In many ways, Capella is a great, perhaps extreme, example of the kind of R&D work that Medicxi--which just completed a $230 million fund--likes to invest in. The team is skeptical of the showy, $100-million-plus megarounds that have become popular in biotech on both sides of the Atlantic, preferring to stick with lean-and-mean biotechs/projects run by experienced execs sharing relationships that can extend back decades. Familiarity with the science is given a premium, all ambitious development efforts are considered hard and risky and if something doesn't work, they're quick to get out and go hunt up something new. Overhead tends to stay tight and low, if not semiclaustrophobic. It helps that the academic collaborators in San Diego and the U.K. are doing much of the work, along with the CROs, and the investors are providing some hands-on assistance as Holmes offers up the targets.

Right now, there are two lead preclinical programs being worked on at Capella, focusing on Crohn's disease/ulcerative colitis and fibrosis, with two backups in the works. And if a pharma company likes what it sees over the next couple of years, Capella and its backers will be ready to talk terms as it tinkers with the early-stage pipeline.

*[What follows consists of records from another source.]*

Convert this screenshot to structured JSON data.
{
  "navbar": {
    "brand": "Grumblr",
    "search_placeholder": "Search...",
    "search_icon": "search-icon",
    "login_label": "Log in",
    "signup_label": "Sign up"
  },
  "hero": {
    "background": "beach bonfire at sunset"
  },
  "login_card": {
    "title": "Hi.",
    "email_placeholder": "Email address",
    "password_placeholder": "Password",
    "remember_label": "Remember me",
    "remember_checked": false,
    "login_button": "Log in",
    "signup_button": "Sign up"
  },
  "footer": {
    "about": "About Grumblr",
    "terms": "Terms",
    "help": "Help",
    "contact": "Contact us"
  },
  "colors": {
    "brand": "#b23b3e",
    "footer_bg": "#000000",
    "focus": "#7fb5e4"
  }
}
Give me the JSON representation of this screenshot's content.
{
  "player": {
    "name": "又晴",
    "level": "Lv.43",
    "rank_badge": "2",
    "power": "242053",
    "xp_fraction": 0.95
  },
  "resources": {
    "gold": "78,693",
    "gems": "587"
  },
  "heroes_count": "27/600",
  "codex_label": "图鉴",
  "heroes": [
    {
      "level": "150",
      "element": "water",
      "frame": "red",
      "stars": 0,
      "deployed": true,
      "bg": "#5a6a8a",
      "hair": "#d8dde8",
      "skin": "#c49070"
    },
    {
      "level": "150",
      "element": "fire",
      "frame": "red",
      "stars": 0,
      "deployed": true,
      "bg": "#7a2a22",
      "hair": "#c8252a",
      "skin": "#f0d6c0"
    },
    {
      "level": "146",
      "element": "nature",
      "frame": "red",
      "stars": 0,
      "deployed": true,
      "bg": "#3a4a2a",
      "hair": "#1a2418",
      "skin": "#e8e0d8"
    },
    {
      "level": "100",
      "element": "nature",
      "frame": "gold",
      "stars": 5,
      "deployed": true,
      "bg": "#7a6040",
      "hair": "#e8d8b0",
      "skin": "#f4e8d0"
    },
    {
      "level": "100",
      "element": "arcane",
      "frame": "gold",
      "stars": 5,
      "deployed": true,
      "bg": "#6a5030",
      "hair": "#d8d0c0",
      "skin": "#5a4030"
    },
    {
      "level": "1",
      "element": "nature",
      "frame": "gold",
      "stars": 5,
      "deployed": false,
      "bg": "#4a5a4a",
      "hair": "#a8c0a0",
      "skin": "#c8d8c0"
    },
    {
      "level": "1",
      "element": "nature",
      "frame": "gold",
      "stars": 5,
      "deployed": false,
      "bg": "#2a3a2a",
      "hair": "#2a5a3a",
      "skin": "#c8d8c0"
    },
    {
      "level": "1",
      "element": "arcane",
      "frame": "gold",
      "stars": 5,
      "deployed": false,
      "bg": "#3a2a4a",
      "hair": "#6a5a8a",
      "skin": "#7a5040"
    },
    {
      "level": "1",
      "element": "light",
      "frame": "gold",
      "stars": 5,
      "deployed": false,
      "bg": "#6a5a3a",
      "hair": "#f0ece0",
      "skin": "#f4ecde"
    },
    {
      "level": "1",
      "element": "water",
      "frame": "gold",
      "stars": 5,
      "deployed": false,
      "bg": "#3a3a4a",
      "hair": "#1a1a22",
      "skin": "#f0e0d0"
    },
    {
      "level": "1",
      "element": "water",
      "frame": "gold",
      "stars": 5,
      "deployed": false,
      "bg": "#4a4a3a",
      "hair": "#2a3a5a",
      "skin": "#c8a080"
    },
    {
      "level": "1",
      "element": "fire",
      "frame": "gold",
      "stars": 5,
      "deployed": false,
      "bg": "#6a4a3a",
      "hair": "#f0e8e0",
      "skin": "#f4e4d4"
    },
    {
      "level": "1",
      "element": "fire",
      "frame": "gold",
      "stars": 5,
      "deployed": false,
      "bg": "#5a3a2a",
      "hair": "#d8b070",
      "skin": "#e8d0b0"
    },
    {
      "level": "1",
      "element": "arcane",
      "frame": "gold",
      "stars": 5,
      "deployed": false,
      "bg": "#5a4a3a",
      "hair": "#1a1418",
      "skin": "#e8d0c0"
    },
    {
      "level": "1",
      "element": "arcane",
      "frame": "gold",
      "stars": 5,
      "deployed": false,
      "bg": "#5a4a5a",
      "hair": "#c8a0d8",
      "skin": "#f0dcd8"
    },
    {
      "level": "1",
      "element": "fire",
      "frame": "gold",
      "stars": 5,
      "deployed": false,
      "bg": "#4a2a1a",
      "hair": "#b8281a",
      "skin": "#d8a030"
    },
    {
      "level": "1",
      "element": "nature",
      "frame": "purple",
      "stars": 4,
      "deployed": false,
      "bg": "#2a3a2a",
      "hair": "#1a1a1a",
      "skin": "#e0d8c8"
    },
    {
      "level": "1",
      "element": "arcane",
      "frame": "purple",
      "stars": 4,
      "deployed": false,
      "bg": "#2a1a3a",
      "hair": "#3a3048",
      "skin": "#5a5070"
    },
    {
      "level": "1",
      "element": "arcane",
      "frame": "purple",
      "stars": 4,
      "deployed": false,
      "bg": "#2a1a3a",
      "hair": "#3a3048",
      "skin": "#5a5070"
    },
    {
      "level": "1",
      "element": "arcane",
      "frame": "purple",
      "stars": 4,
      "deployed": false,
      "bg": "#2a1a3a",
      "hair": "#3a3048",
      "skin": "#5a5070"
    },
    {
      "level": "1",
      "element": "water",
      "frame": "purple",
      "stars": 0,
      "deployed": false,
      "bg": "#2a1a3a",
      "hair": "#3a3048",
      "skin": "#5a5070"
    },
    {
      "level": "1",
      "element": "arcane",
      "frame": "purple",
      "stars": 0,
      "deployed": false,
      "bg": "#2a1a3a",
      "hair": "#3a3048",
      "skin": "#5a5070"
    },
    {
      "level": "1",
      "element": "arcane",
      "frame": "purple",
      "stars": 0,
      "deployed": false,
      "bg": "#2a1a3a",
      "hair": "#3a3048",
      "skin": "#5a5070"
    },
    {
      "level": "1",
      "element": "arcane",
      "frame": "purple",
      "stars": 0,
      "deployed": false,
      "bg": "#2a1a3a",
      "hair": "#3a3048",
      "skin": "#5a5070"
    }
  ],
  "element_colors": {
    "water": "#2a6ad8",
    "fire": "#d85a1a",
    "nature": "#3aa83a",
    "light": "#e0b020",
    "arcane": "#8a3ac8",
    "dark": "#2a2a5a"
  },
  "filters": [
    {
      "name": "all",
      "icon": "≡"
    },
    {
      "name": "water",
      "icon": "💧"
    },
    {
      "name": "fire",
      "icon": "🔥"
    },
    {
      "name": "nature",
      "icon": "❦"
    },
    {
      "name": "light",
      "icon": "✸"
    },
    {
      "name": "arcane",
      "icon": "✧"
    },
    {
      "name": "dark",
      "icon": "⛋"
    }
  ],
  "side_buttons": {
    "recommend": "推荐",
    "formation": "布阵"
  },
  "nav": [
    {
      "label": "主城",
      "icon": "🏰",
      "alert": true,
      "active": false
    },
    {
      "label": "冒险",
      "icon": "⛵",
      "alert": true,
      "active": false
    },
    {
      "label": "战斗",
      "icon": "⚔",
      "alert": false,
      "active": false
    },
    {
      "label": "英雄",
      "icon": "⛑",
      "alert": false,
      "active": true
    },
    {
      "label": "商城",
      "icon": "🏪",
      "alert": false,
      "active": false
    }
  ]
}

To be sure, antibody development may be somewhat routine now, but KaloBios set out with a plan to build an antibody company based on existing tech, and after repeated failures finds itself trying to regroup in bankruptcy. That cautionary tale underscores the notion that antibody development is harder than it may look at first blush.

"It'll come down to the commercial attractiveness, or otherwise, of what we develop," noted Medicxi's Kevin Johnson in a message to me. "We have a few heavy duty mab/Pharma people such as Don Drakeman associated with the company. But the main thing is we're not wedded to any particular technology or target. We started with several targets and specified up front what characteristics a mab would need be truly outstanding, and shot for that. If we didn't get it, fine, we killed the program and moved on. What we have now is a couple of programs that have survived (we didn't expect any of them to work actually) and will cherry pick one of those to develop further.

"What we have left looks pretty exciting in my opinion!"